第2話 始まりの事件?
放課後は、小学校が不気味に感じる。
友達と勉強したり、遊んでいる時間はまだいいけれど、帰る時間になってしまったり、先生達も帰ってしまって誰もいなくなったくらい校舎は、そこにあるというだけでも不気味で近寄りたくないと思う。
だけど――、学校に行かなきゃいけないのは分かってるから、翌日になるとまた学校へを足を運ぶのだ。朝見る校舎は、それほど怖くない――、と言い聞かせながら。
クラスで、僕に「トイレの花子さん」の話をしたさきちゃんが、行方不明になったと担任の先生が、とても悲しそうな顔をしてそう告げた。
先生が言うには、学校から帰る姿を見たのが最後で、誰もその後のさきちゃんをみていないのだそうだ。だから、誰か見た人はいないかと訊かれたけれど、誰も答えられなかった。
登校する時は皆で固まっていくのだけれど、帰りはバラバラで固まって帰る時はそんなにない。集団下校――っていって、決まった日に皆で帰る時くらいしか、そんな時はないと思う。
だから、誰もさきちゃんが家に帰ったのを見ていないのだ。
休み時間に「トイレの花子さん」のことをちょっとだけ調べてみた。
「トイレの花子さん」は、学校の怪談っていう怪談話の中の1つで、いつの頃からか分からないけれど語り継がれている都市伝説のようなものらしい。

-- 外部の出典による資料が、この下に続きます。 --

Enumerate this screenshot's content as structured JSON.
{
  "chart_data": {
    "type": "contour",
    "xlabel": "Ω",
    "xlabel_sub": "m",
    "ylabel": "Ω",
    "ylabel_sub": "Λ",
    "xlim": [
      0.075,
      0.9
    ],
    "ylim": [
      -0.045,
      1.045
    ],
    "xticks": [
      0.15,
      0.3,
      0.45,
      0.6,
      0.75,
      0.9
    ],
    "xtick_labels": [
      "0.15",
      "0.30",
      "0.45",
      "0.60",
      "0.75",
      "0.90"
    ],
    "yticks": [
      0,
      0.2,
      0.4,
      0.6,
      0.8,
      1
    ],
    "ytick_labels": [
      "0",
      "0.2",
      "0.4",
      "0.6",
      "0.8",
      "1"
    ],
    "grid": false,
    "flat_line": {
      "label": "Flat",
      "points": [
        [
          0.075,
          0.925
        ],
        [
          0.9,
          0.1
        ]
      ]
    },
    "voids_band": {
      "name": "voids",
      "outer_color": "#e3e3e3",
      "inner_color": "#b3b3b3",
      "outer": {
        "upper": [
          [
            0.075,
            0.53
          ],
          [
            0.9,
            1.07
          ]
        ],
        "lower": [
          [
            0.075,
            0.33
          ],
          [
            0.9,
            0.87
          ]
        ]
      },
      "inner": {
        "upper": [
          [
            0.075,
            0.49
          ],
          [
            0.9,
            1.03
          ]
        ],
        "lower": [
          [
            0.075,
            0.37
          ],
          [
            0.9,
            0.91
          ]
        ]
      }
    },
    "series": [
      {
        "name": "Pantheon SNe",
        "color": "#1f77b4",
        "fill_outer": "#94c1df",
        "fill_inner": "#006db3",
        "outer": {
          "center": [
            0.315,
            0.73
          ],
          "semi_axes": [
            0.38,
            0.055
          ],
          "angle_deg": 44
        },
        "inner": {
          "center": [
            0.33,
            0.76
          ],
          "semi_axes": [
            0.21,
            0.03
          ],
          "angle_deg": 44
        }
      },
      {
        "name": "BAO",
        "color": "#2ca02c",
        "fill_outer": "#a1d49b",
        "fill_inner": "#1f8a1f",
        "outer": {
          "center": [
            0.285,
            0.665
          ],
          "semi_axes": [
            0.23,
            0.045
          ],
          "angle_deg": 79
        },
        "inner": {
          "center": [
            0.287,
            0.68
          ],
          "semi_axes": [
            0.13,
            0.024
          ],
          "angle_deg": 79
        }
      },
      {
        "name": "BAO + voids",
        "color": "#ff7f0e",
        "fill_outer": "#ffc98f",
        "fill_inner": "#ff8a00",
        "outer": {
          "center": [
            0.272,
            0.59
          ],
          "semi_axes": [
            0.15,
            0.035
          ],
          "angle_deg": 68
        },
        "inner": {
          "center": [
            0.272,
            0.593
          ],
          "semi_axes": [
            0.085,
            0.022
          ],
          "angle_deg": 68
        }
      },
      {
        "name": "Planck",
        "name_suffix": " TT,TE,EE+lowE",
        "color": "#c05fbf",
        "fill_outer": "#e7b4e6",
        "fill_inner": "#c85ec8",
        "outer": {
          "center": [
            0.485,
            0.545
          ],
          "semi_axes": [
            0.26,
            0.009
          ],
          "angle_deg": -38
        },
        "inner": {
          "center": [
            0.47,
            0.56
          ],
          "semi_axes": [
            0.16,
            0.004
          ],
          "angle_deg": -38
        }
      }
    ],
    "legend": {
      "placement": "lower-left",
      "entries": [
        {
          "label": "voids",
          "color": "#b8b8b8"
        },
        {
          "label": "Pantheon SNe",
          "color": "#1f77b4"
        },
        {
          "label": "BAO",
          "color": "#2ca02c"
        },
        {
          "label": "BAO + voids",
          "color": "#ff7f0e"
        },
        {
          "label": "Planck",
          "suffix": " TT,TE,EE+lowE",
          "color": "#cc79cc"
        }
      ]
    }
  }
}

色んなパターンがあって、どれが正しいのか分からないけれど、でも最後は必ず校舎のどれか1つの、しかも1階のトイレの端っこにいて、ノックすると返事は返ってくるけれど、誰もいない――っていうものみたい。
さきちゃんはどうして、そんな話を僕にしたんだろう。
「トイレの花子さん」がどうしたって言うんだろう? それを知っているさきちゃんが、どうしていなくなっちゃったんだろう?
何か理由があるんだろうか。
ちょっと考えて、僕は「トイレの花子さん」――正しくは、学校の怪談――っていうのを本格的に調べようと思ったんだ。学校七不思議の中に入っていると、ある本にはそう書かれてあったから、それなら丁度いいかって思ったのもある。
だけど――、それがまさかあんなことになるだなんて、この時の僕は思ってもいなかった。何も考えずに思い付いたことを、悔やんでも悔やみきれない。
こうして――、僕と周りを巻き込んだ奇妙な「事件」は、幕を開けることになってしまったんだ――。